Кроме этого, в углу кабинета стоял огромный ящик из нестроганых досок. Вскрыл его, и узрел… мам дорогая, что это? Вызвал солдатиков и велел вытащить на улицу. Ну-ка… Это же натурально еще один пулемет! И патроны! Однако, до чего же он… Покрутил, разобрал… Походу, совсем плохо дело у Орбеля шло под финал. Если до того нам попадались пулеметы упрощенные, лишенные пружинного привода, с эжекторами не из латуни, круглыми, а согнутые в шестигранник из жести, с магазинами вместо ленты, но все же как-то похожие на исходный рюгельский образец, то это… Типичный франкенштейн «тотальной войны». Станок из деревянных брусьев, сам собран на огромном полене, иначе не скажешь — переходящая в приклад-упор для левого плева двухдюймовой толщины доска, с боку к которой на петле приделана коробка. И защелкнута едва не на шпингалет. На прикладе на затыльник прибита полоска брезента — продевать в нее руку, чтоб уже точно никуда не делось ничего. Здоровенное колесо с шестерней, передача прямо на виду. Все открыто… хотя грязь не помешает, все и вывалится сразу. Откинул короб — устройство примитивное, чем-то напоминает дверные замки-щеколды — пластина с прорезью, диск с торчащим штырем… повернул колесо — за один оборот диск четыре раза провернется, четыре раза пластина-щеколда туда-сюда прыгнет, четыре выстрела даст. Штырь на диске и по ударнику бьет — значит, крутить надо быстро, а то осечки будут. Магазин в виде планки открытой, и сами планки по двадцать патронов. Ствол торчит, к полену-ложу притянут хомутами. Прицельные приспособления постоянные на ствол приварены грубо. Ствол сам короткий, и толстый. Снаружи следы грубой обработки — не иначе прямо из заготовки ствола карабина сделан. Кстати сказать, последние дни отметил — почти все у валашцев вооружены короткими карабинами паршивого качества — металл и на стволах экономили. Первая война на истощение, да… Чем-то мне этот уродец понравился, мы такие в детстве делали, похожие. Однозначно, вот его я точно себе заберу. И никто не будет против. А разобранный он и вовсе на что угодно похож, но не на оружие. Надо только будет все же опробовать.

Очень нервно восприняло население, собиравшееся на площади, мою оживленную возню с пулеметом. Кто-то, приведший «на спасение» наиболее ценных членов семьи, кинулся выкапывать остальные заначки, решив, что шутить тут не станут. Вернулись быстро и с соседями, которые до того, видать, хотели пересидеть. Это хорошо… Война кончилась, а деньги мне понадобятся. Тем более что не так много с выкупа я получу на самом деле-то. Половина уйдет в казну.

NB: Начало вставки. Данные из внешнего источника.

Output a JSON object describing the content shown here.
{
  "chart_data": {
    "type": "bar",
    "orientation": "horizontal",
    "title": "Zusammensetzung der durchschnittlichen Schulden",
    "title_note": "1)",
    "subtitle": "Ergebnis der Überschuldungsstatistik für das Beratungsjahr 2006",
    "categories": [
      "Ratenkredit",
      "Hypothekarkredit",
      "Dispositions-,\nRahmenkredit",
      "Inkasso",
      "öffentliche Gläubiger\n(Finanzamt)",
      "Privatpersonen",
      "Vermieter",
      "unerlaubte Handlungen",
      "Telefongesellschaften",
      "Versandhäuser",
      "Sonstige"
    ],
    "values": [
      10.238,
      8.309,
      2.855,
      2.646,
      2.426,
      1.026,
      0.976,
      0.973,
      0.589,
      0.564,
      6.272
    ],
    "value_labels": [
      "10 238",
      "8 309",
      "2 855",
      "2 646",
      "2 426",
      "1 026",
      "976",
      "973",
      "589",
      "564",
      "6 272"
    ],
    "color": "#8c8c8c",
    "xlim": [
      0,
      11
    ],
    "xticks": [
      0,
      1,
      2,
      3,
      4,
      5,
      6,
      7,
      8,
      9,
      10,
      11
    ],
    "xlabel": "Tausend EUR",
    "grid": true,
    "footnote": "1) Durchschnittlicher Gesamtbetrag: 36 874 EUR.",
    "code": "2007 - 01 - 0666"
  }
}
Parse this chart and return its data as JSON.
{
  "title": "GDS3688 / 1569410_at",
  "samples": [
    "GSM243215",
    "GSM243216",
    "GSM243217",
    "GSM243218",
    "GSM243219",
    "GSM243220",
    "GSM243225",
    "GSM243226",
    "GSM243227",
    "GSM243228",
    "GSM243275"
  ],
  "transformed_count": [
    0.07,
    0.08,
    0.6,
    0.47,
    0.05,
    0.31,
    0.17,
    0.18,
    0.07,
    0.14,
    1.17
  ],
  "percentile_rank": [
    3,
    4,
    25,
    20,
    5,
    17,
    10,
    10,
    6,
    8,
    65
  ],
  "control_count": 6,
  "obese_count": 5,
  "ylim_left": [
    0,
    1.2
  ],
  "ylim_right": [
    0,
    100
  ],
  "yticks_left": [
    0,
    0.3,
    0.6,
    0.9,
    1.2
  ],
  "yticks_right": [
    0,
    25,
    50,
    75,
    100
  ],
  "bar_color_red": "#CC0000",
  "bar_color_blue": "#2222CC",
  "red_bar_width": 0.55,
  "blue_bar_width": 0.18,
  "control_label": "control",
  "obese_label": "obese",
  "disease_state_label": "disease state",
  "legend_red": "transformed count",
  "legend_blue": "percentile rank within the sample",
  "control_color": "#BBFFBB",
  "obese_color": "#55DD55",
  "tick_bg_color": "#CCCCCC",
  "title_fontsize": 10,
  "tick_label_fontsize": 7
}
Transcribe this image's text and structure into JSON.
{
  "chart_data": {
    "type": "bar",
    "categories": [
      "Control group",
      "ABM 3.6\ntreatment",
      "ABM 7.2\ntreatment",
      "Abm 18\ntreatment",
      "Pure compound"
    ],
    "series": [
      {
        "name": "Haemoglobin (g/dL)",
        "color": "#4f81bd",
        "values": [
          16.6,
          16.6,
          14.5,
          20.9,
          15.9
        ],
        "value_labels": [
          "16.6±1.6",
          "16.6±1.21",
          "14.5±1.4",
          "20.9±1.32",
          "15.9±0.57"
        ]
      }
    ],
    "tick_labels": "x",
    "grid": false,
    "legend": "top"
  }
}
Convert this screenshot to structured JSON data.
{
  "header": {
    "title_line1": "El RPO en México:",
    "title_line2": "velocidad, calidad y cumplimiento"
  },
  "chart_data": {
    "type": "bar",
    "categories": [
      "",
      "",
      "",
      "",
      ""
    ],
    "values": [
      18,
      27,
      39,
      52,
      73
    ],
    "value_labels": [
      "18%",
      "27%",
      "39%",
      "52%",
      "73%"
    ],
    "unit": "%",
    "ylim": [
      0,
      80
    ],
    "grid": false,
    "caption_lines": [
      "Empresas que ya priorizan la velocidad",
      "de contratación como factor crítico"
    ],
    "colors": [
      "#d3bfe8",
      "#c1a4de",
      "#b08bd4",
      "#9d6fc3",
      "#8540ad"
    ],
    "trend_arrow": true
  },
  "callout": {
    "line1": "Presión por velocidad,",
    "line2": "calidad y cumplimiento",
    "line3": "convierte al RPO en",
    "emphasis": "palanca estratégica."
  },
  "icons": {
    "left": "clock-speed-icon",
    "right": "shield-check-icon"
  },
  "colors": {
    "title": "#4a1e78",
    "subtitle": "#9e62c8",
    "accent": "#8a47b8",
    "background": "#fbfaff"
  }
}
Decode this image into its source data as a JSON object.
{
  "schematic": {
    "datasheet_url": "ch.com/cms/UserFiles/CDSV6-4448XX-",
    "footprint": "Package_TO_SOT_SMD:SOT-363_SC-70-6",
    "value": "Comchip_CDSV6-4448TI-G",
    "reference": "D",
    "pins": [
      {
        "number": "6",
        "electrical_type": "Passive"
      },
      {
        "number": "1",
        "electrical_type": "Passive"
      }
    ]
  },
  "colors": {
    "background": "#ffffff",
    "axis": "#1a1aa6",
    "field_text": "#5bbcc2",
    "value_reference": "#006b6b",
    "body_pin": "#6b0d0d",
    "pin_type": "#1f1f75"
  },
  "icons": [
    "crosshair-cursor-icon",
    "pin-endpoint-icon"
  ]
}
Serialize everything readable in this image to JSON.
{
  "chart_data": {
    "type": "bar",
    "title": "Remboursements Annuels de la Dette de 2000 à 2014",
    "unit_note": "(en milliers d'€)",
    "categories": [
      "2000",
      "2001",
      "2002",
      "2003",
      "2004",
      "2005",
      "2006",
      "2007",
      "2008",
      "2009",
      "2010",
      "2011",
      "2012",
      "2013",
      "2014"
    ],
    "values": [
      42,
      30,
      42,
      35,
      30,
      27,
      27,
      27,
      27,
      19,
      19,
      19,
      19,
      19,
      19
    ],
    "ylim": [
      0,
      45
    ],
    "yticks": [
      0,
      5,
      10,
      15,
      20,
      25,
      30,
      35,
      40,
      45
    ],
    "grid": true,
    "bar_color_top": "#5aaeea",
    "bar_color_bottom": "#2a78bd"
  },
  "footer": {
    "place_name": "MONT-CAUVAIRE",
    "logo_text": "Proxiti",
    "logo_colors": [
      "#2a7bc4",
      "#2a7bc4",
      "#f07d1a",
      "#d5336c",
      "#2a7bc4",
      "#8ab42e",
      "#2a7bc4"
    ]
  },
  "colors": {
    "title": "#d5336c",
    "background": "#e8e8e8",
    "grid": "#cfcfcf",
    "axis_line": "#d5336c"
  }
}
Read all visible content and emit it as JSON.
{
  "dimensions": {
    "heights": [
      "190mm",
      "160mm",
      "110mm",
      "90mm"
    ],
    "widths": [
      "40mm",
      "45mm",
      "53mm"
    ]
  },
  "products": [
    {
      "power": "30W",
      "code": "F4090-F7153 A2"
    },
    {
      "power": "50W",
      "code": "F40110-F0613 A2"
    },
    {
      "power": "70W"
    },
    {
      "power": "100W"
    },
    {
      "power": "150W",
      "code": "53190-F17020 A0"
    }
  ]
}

Четверть — в казну части, в ротную, то есть, из них половину — то есть от всего осьмушку — солдатикам. Ну а четверть от всего — моя. Не очень-то и много. Хотя…

Зычно объявил, что сейчас начнется регистрация взносов. Велел вынести из управы стол, поставил у ворот церковной ограды. Усадил туда Шмульке, велел подходить главе семейства сдавать валюту, а только потом подводить, и только тех, на кого оплачено. Остальные чтоб не лезли. Поставил на стол здоровенную кадушку — туда кидать бабло, ее потом при всех пересчитаем. Чтоб без обмана и нарушений. Шмульке по привычке изготовился список вести, пришлось шикнуть. Быстро провел с ним разъяснительную работу, пообещав, если нае… обманет, со свету сжить. Значит так. Всем подошедшим делай предложение насчет скидки. Они своих дедов и сопляков совсем мелких по домам оставить думают. Предлагай два по цене одного. Но нам. А остальное — по списку князю. Давай, работай, Циолковский!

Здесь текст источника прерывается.